Under Detective Superintendent McLeod, he didn’t have to worry about making such an inference. Not only had she never made any digs about the Accelerated Careers Development Programme, but she had little tolerance for the subtle denigrations and territorial pissing that often masqueraded as ‘banter’. Before working with her he had heard her described variously as ‘schoolmarmish’, ‘a snobby cow’ and ‘an uptight bitch’. These descriptions, it hardly needed to be said, had come exclusively from male officers of the sort most inclined to engage in the ‘banter’ she proscribed. The same male officers who joked that he was ‘just one of the girls’ now he was part of her team. This was in reference to the supposed gender balance under McLeod’s command. It was intended as an insult, but if he was just one of the girls then that suited him fine, because he was rubbish at being just one of the guys.

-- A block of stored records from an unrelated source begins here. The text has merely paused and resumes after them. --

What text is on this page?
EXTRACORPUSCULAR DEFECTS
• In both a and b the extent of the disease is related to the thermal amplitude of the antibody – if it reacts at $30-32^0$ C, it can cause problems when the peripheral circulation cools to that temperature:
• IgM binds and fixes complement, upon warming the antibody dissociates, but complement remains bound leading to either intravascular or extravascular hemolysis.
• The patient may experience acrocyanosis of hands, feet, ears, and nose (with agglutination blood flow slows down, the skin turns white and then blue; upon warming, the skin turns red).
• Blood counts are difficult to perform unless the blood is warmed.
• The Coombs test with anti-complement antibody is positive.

This didn’t mean he spent his evenings reading poetry before weeping openly over the TV news; more likely, playing
Team Fortress 2
or
Starfire IV
before settling down to a late-night slasher movie. Some people couldn’t equate his enthusiasms with his attitude, but really it was simple. He liked a lot of blokey things. He just didn’t like blokishness.
He could be confident that the boss hadn’t meant anything by despatching him to the Mitchell, but it was nonetheless still a possibility that he had been nominated for a fool’s errand. She had agreed that he wasn’t totally havering when he decided that a library ticket was an unusual – and therefore suspicious – item to have found in the possession of the late Stevie Fullerton, but it wasn’t exactly a severed head in the fridge. He couldn’t help but think nothing was expected to come of it. In essence, he had unearthed a lead commensurate with his own stature, by which he meant that if it had been that good an idea she wouldn’t have entrusted the follow-up to him.

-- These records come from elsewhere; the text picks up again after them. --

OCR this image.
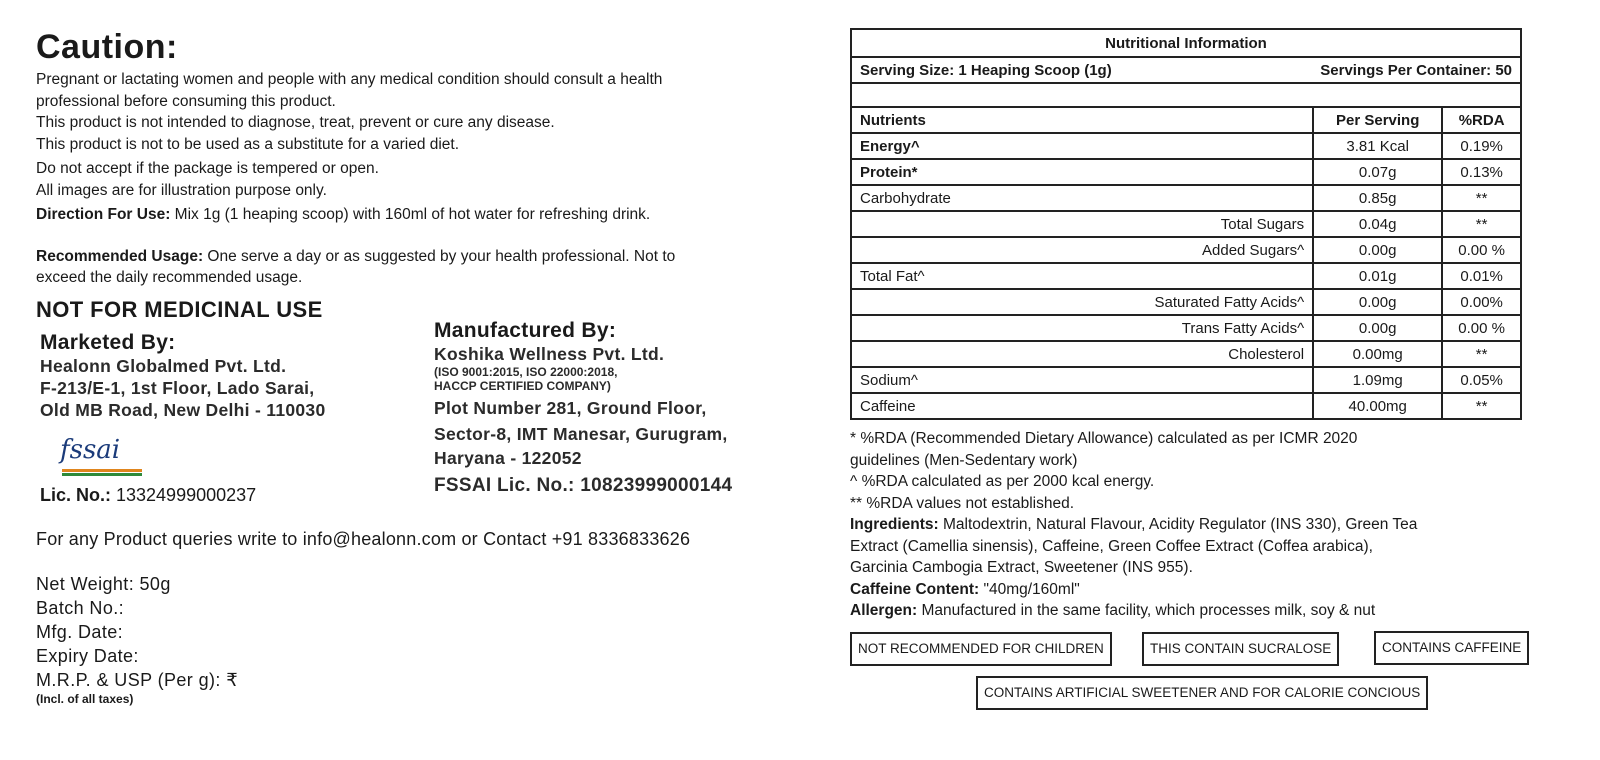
Caution:

Pregnant or lactating women and people with any medical condition should consult a health

professional before consuming this product.

This product is not intended to diagnose, treat, prevent or cure any disease.

This product is not to be used as a substitute for a varied diet.

Do not accept if the package is tempered or open.

All images are for illustration purpose only.

Direction For Use: Mix 1g (1 heaping scoop) with 160ml of hot water for refreshing drink.

Recommended Usage: One serve a day or as suggested by your health professional. Not to

exceed the daily recommended usage.

NOT FOR MEDICINAL USE

Marketed By:

Healonn Globalmed Pvt. Ltd.

F-213/E-1, 1st Floor, Lado Sarai,

Old MB Road, New Delhi - 110030

fssai
Lic. No.: 13324999000237

Manufactured By:

Koshika Wellness Pvt. Ltd.

(ISO 9001:2015, ISO 22000:2018,

HACCP CERTIFIED COMPANY)

Plot Number 281, Ground Floor,

Sector-8, IMT Manesar, Gurugram,

Haryana - 122052

FSSAI Lic. No.: 10823999000144

For any Product queries write to info@healonn.com or Contact +91 8336833626

Net Weight: 50g

Batch No.:

Mfg. Date:

Expiry Date:

M.R.P. & USP (Per g): ₹

(Incl. of all taxes)

Nutritional Information		
Serving Size: 1 Heaping Scoop (1g) Servings Per Container: 50		

Nutrients	Per Serving	%RDA
Energy^	3.81 Kcal	0.19%
Protein*	0.07g	0.13%
Carbohydrate	0.85g	**
Total Sugars	0.04g	**
Added Sugars^	0.00g	0.00 %
Total Fat^	0.01g	0.01%
Saturated Fatty Acids^	0.00g	0.00%
Trans Fatty Acids^	0.00g	0.00 %
Cholesterol	0.00mg	**
Sodium^	1.09mg	0.05%
Caffeine	40.00mg	**

* %RDA (Recommended Dietary Allowance) calculated as per ICMR 2020

guidelines (Men-Sedentary work)

^ %RDA calculated as per 2000 kcal energy.

** %RDA values not established.

Ingredients: Maltodextrin, Natural Flavour, Acidity Regulator (INS 330), Green Tea

Extract (Camellia sinensis), Caffeine, Green Coffee Extract (Coffea arabica),

Garcinia Cambogia Extract, Sweetener (INS 955).

Caffeine Content: "40mg/160ml"

Allergen: Manufactured in the same facility, which processes milk, soy & nut

NOT RECOMMENDED FOR CHILDREN	THIS CONTAIN SUCRALOSE	CONTAINS CAFFEINE
CONTAINS ARTIFICIAL SWEETENER AND FOR CALORIE CONCIOUS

That said, the other thing this assignment reflected was that they were still striking out with regard to establishing a motive. While it didn’t indicate that they had reached the desperate stage, they were definitely moving towards ‘anything is worth a punt’ territory.
Preliminary discussions with the Procurator Fiscal’s office indicated they were confident that they already had enough to convict Fallan, but McLeod wasn’t going to relax until she knew what the murder had been about. She was determined that there be nothing about this investigation that could trip them later, no overlooked element that might jeopardise what was otherwise shaping up to be a straightforward prosecution. They had Fallan nailed to the scene with a gun in his vehicle and a history of enmity with the victim. They had the who, the where and the how, but the absence of
why
yawned like a pit just waiting for them to tumble into.
It was a huge case in terms of the victim’s profile and the resultant media interest, so he knew there must be major pressure on McLeod, particularly as it looked like an open goal. The boss was determined she wasn’t going to be responsible for a van Vossen.